“Economic growth” has long been a term that inspired questions for me. From NPR’s descriptions of the health (or lack thereof) of the US economy and stock market to local government candidates describing their plans for bringing this growth to my region, I’ve daily heard the term used to describe an unquestioned goal. “Is growth always good?” I remember asking myself after listening to a live debate between two candidates for the office of State Representative. Similarly, in the previous years of the Clinton administration, the “global economy” was extolled as a bright, contemporary reality that was good for the entire world. The Internet, among other forces, had made the marketplace an international playground for creating wealth and improving lives.
Fast forward to 2008. Climate change is an uncontested reality, and we’ve only just begun to experience the incredible loss of life, pain and upheaval it is causing. Most non-food items that can be purchased in stores are now manufactured in China. Jobs are exported to developing nations in which people can be paid much less than in the US. The US is occupying Iraq, many suppose, to indefinitely control its oil supply. It’s common knowledge that the gap between rich and poor in the US is growing, we’re entering an economic recession, and satisfying jobs that pay a living wage and offer health benefits are rare. Deep insecurity has set in.
Is it any wonder that so many of us are suffering from depression or debilitating fears? I’ll be bold and list my top personal fears right now: new diseases that wipe out populations (caused by global warming), my husband or I losing our jobs and therefore our incomes due to the recession, and being stripped of necessities like home heating fuel, drinkable water, and purchasable food. Add to that a general anxiety about the future world our three-year-old son faces. What if it becomes necessary to fend for ourselves? Are we strong and smart enough to make it? Like many, I’ve long since lost any sense of trust in my nation’s government to protect me, particularly since there is no federal plan to reduce carbon dioxide emissions in the near future.
These fears led me to investigate groups of people who are making a conscious effort to rely on each other as neighbors and also make their neighborhoodsand their worlda better place. As Bill McKibben concludes in Deep Economy: The Wealth of Communities and the Durable Future (2007), “we have much to fear, and also much to desire, and together our fear and our desire can set us on a new, more promising course.” It became necessary to my mental health that I learn about alternative ways of living that could contribute to a solution to the earth’s dire situation. I found the Intentional Communities website, which has a directory of most of the intentional communities in the country. I found over a dozen in Western Mass. alone, and I visited five sites among them: three actual operating communities, and two in formation. I briefly described my findings in a previous post on The Public Humanist.
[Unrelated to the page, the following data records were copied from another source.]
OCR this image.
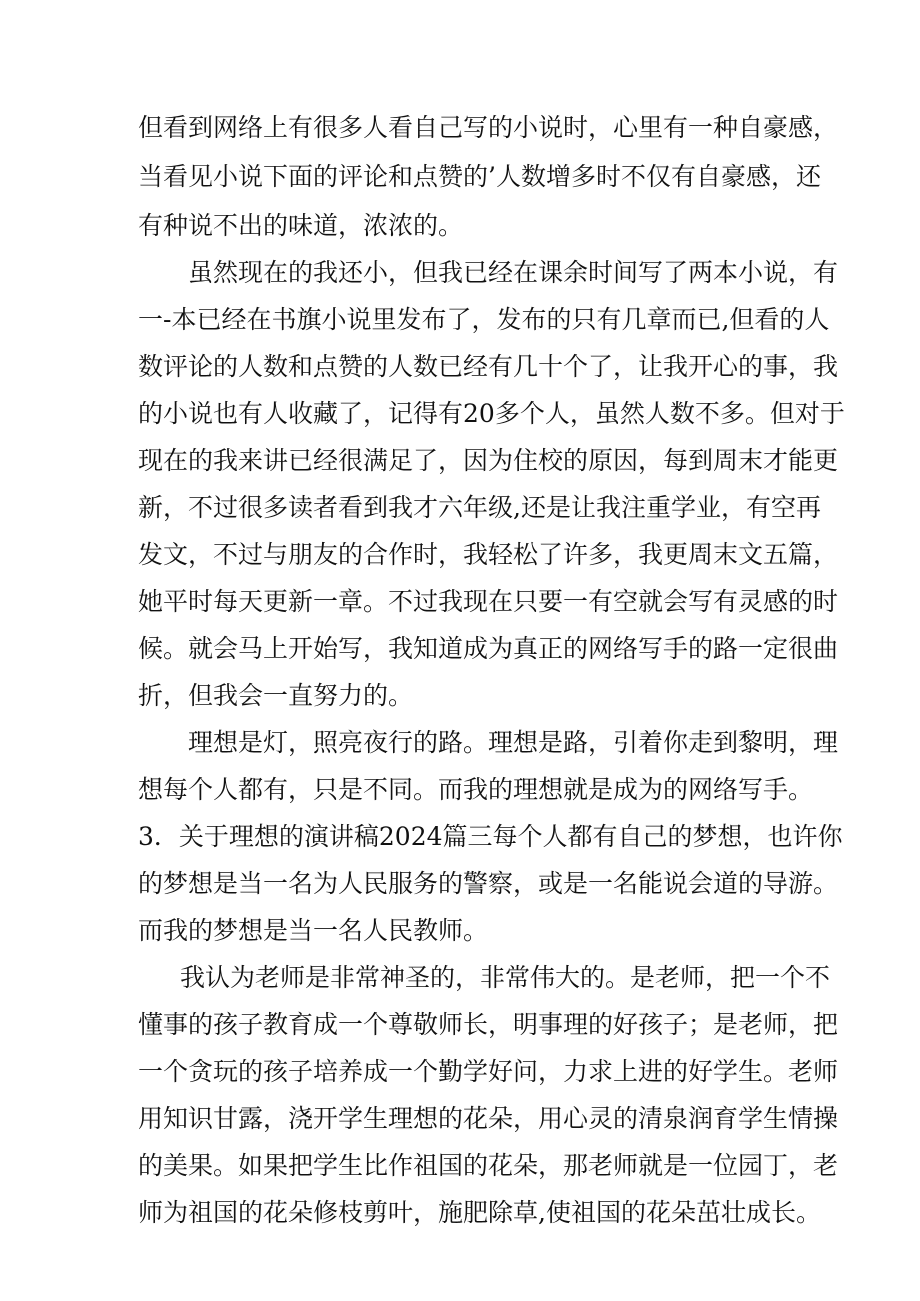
但看到网络上有很多人看自己写的小说时，心里有一种自豪感，
当看见小说下面的评论和点赞的’人数增多时不仅有自豪感，还
有种说不出的味道，浓浓的。
虽然现在的我还小，但我已经在课余时间写了两本小说，有
一-本已经在书旗小说里发布了，发布的只有几章而已,但看的人
数评论的人数和点赞的人数已经有几十个了，让我开心的事，我
的小说也有人收藏了，记得有20多个人，虽然人数不多。但对于
现在的我来讲已经很满足了，因为住校的原因，每到周末才能更
新，不过很多读者看到我才六年级,还是让我注重学业，有空再
发文，不过与朋友的合作时，我轻松了许多，我更周末文五篇，
她平时每天更新一章。不过我现在只要一有空就会写有灵感的时
候。就会马上开始写，我知道成为真正的网络写手的路一定很曲
折，但我会一直努力的。
理想是灯，照亮夜行的路。理想是路，引着你走到黎明，理
想每个人都有，只是不同。而我的理想就是成为的网络写手。
3．关于理想的演讲稿2024篇三每个人都有自己的梦想，也许你
的梦想是当一名为人民服务的警察，或是一名能说会道的导游。
而我的梦想是当一名人民教师。
我认为老师是非常神圣的，非常伟大的。是老师，把一个不
懂事的孩子教育成一个尊敬师长，明事理的好孩子；是老师，把
一个贪玩的孩子培养成一个勤学好问，力求上进的好学生。老师
用知识甘露，浇开学生理想的花朵，用心灵的清泉润育学生情操
的美果。如果把学生比作祖国的花朵，那老师就是一位园丁，老
师为祖国的花朵修枝剪叶，施肥除草,使祖国的花朵茁壮成长。
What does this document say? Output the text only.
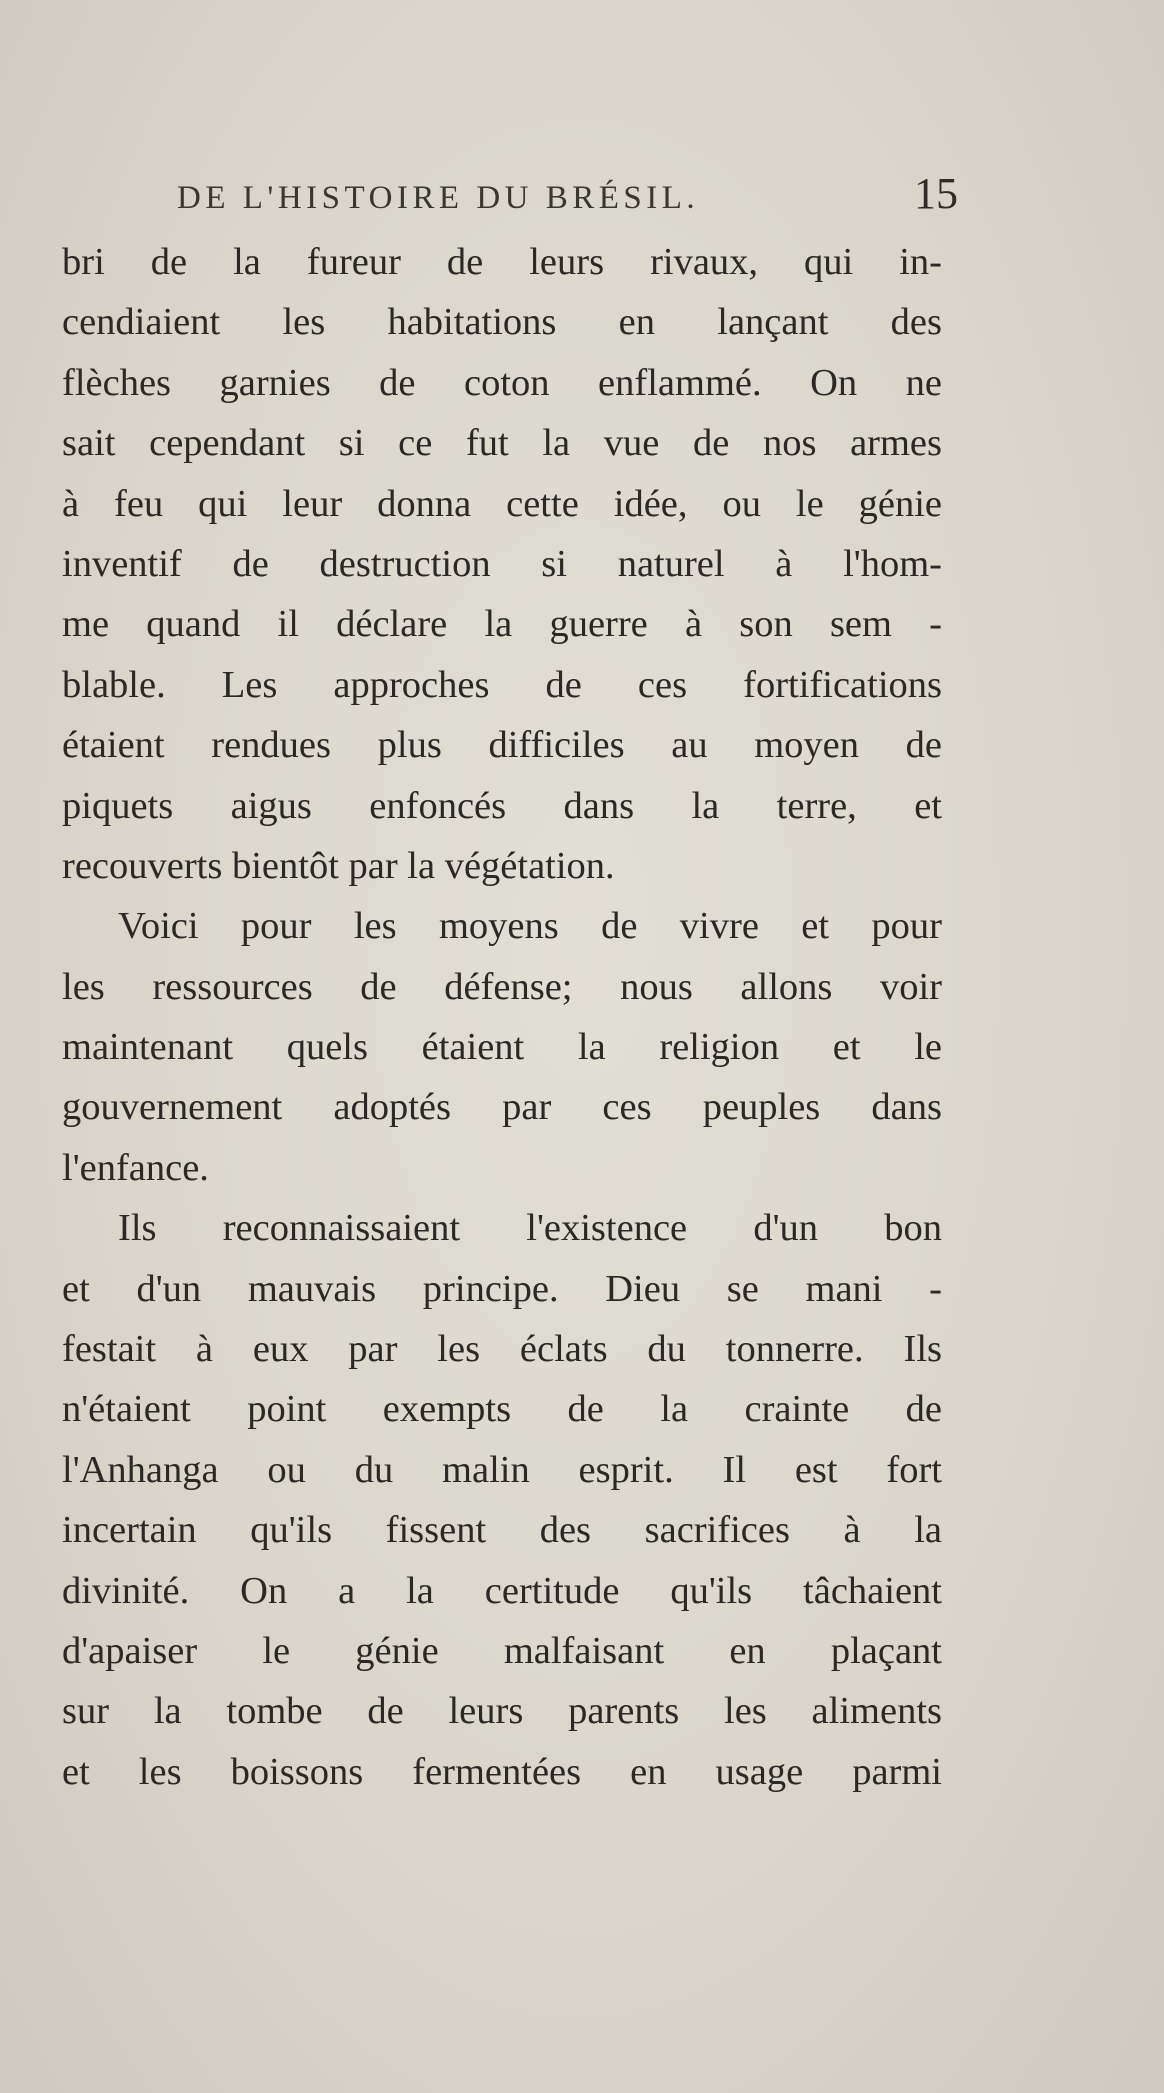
DE L'HISTOIRE DU BRÉSIL.	15
bri de la fureur de leurs rivaux, qui in-
cendiaient les habitations en lançant des
flèches garnies de coton enflammé. On ne
sait cependant si ce fut la vue de nos armes
à feu qui leur donna cette idée, ou le génie
inventif de destruction si naturel à l'hom-
me quand il déclare la guerre à son sem -
blable. Les approches de ces fortifications
étaient rendues plus difficiles au moyen de
piquets aigus enfoncés dans la terre, et
recouverts bientôt par la végétation.
Voici pour les moyens de vivre et pour
les ressources de défense; nous allons voir
maintenant quels étaient la religion et le
gouvernement adoptés par ces peuples dans
l'enfance.
Ils reconnaissaient l'existence d'un bon
et d'un mauvais principe. Dieu se mani -
festait à eux par les éclats du tonnerre. Ils
n'étaient point exempts de la crainte de
l'Anhanga ou du malin esprit. Il est fort
incertain qu'ils fissent des sacrifices à la
divinité. On a la certitude qu'ils tâchaient
d'apaiser le génie malfaisant en plaçant
sur la tombe de leurs parents les aliments
et les boissons fermentées en usage parmi
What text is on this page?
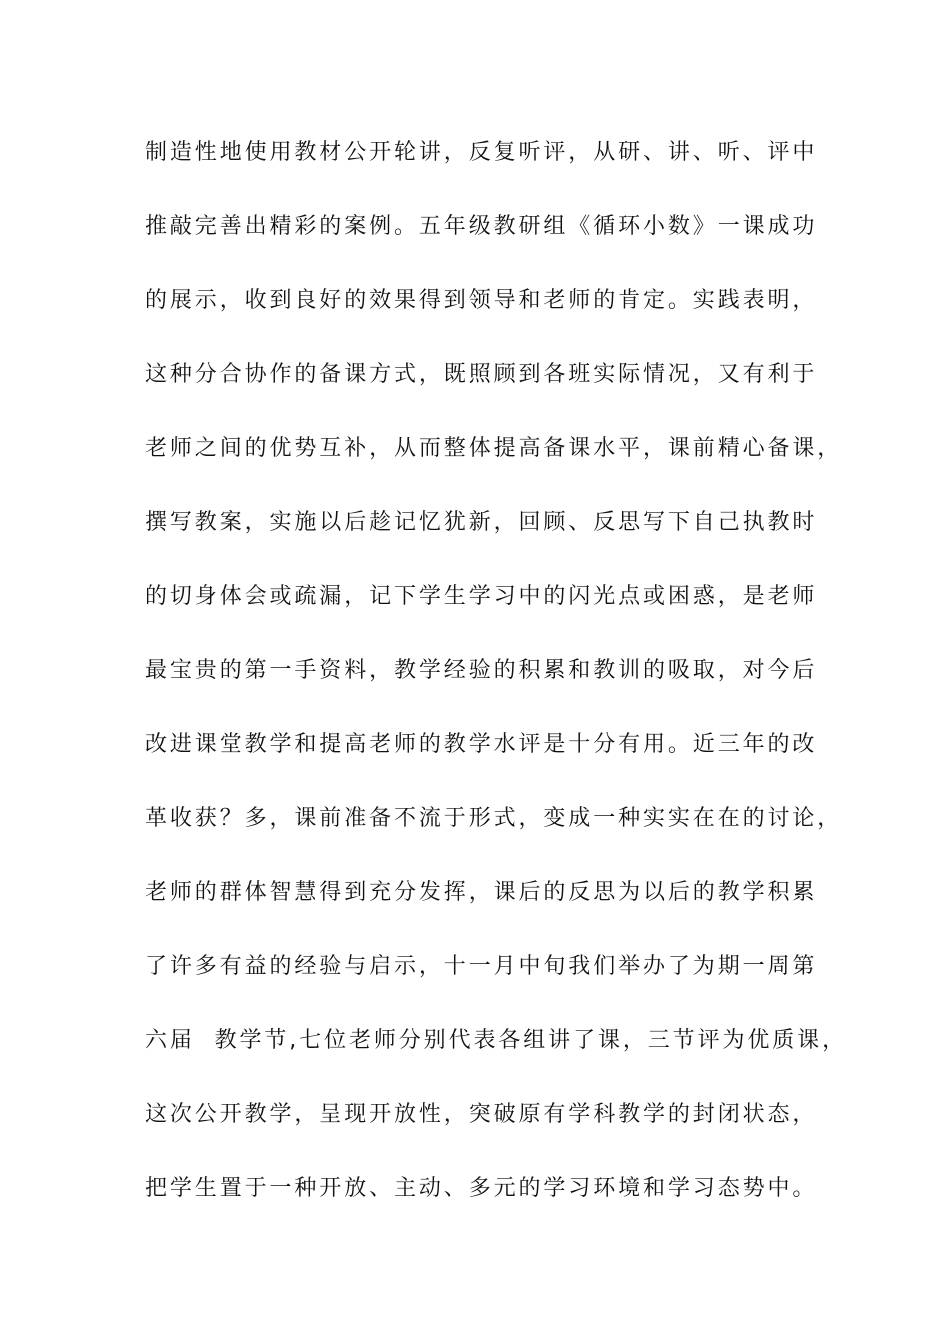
制造性地使用教材公开轮讲，反复听评，从研、讲、听、评中
推敲完善出精彩的案例。五年级教研组《循环小数》一课成功
的展示，收到良好的效果得到领导和老师的肯定。实践表明，
这种分合协作的备课方式，既照顾到各班实际情况，又有利于
老师之间的优势互补，从而整体提高备课水平，课前精心备课，
撰写教案，实施以后趁记忆犹新，回顾、反思写下自己执教时
的切身体会或疏漏，记下学生学习中的闪光点或困惑，是老师
最宝贵的第一手资料，教学经验的积累和教训的吸取，对今后
改进课堂教学和提高老师的教学水评是十分有用。近三年的改
革收获？多，课前准备不流于形式，变成一种实实在在的讨论，
老师的群体智慧得到充分发挥，课后的反思为以后的教学积累
了许多有益的经验与启示，十一月中旬我们举办了为期一周第
六届  教学节,七位老师分别代表各组讲了课，三节评为优质课，
这次公开教学，呈现开放性，突破原有学科教学的封闭状态，
把学生置于一种开放、主动、多元的学习环境和学习态势中。
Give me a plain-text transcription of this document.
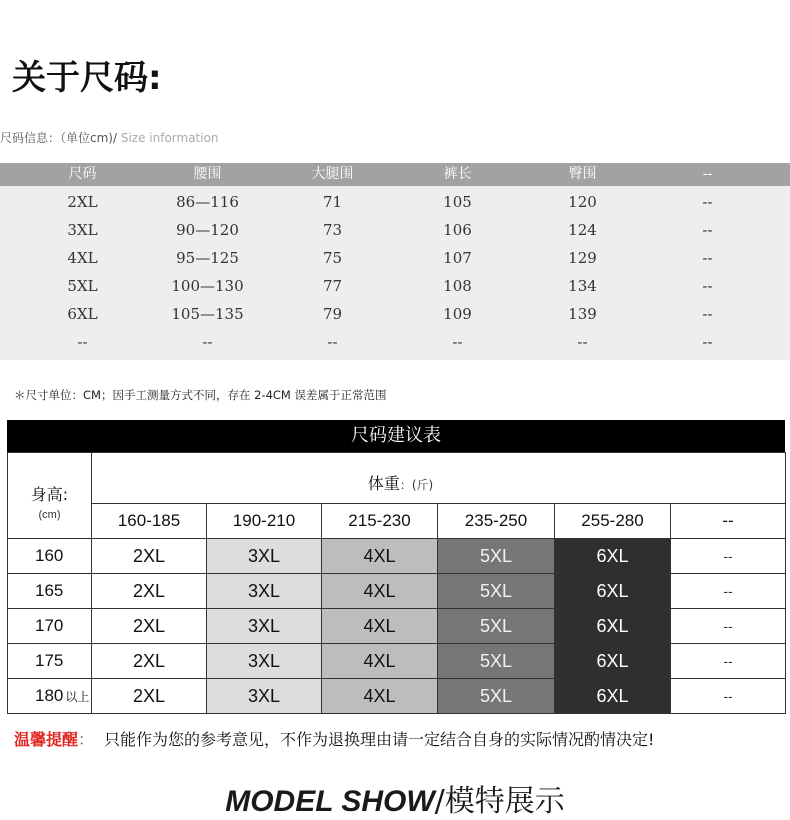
关于尺码:
尺码信息：（单位cm)/ Size information
尺码	腰围	大腿围	裤长	臀围	--
2XL	86—116	71	105	120	--
3XL	90—120	73	106	124	--
4XL	95—125	75	107	129	--
5XL	100—130	77	108	134	--
6XL	105—135	79	109	139	--
--	--	--	--	--	--
＊尺寸单位：CM；因手工测量方式不同，存在 2-4CM 误差属于正常范围
尺码建议表
身高:
(cm)	体重：(斤)					
	160-185	190-210	215-230	235-250	255-280	--
160	2XL	3XL	4XL	5XL	6XL	--
165	2XL	3XL	4XL	5XL	6XL	--
170	2XL	3XL	4XL	5XL	6XL	--
175	2XL	3XL	4XL	5XL	6XL	--
180 以上	2XL	3XL	4XL	5XL	6XL	--
温馨提醒： 只能作为您的参考意见，不作为退换理由请一定结合自身的实际情况酌情决定!
MODEL SHOW/模特展示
In the Sirius Community’s newsletter, I read a brief mention of McKibben’s Deep Economy; it was described as “required reading.” And so it is. If I could require every American adult to sit down with it and get it read in a week, I’d do it. This strength of feeling and urgency is not in keeping, perhaps, with the ideal, objective humanist. Perhaps I would be more credible were I to analyze his many sources, read for myself the many studies he uses, and explain precisely how McKibben fits into the current American dialogue on how we can change the way we live to protect ourselves and everyone else. Maybe that’s in my future, for I think that the study of intentional communities and local democracy will be the work of a lifetime, but for now let me sum up his main point: economic growth is damaging the planet and making us miserable.
McKibben scrutinizes the GNP as an index of “growth” (and therefore, it is assumed, positive movement), and describes alternative measures of economic durability, making the refreshing point that durable local economies, not rapidly expanding global or national ones, will help us weather the challenges we are going to be faced with. Exposing the way economic success is currently measured in the US, McKibben observes: “Under the current system, as many have pointed out, all we do is add together expenditures, so that the most ‘economically productive’ citizen is a cancer patient who totals his car on his way to meet with his divorce lawyer.” He stresses that smaller economies for specific, diverse regions will provide means of participating in a satisfying way with our communities, from farmer’s markets, to local energy plans, to local government.
Happiness is a topic that he seriously addresses, quoting frequently from Richard Layard’s Happiness: Lessons from a New Science (2005). Lifestyles of Europeans and villagers in Third World countries are discussedChina, its own special example, provides much food for thought in this context. As McKibben wisely points out at the beginning of the book, for people with too little (a Chinese factory laborer for example), more is better for a long time. Most Americans have long since passed the point at which more things provide more happiness. The people in this group, myself among them, are McKibben’s intended audience.
We would do well, I think, to consider the many anecdotal examples (many of them first hand experiences) that McKibben provides in order to paint an accurate picture of the world economic and ecological situation in language accessible to most readers. Consider the stunning example of the nation of Bhutan, which “has stopped calculating GNP and replaced it with a ‘happiness index.’” One result of this radical reorientation of the Bhutanese government? “Sixty percent of Bhutan has been set aside to remain forest.”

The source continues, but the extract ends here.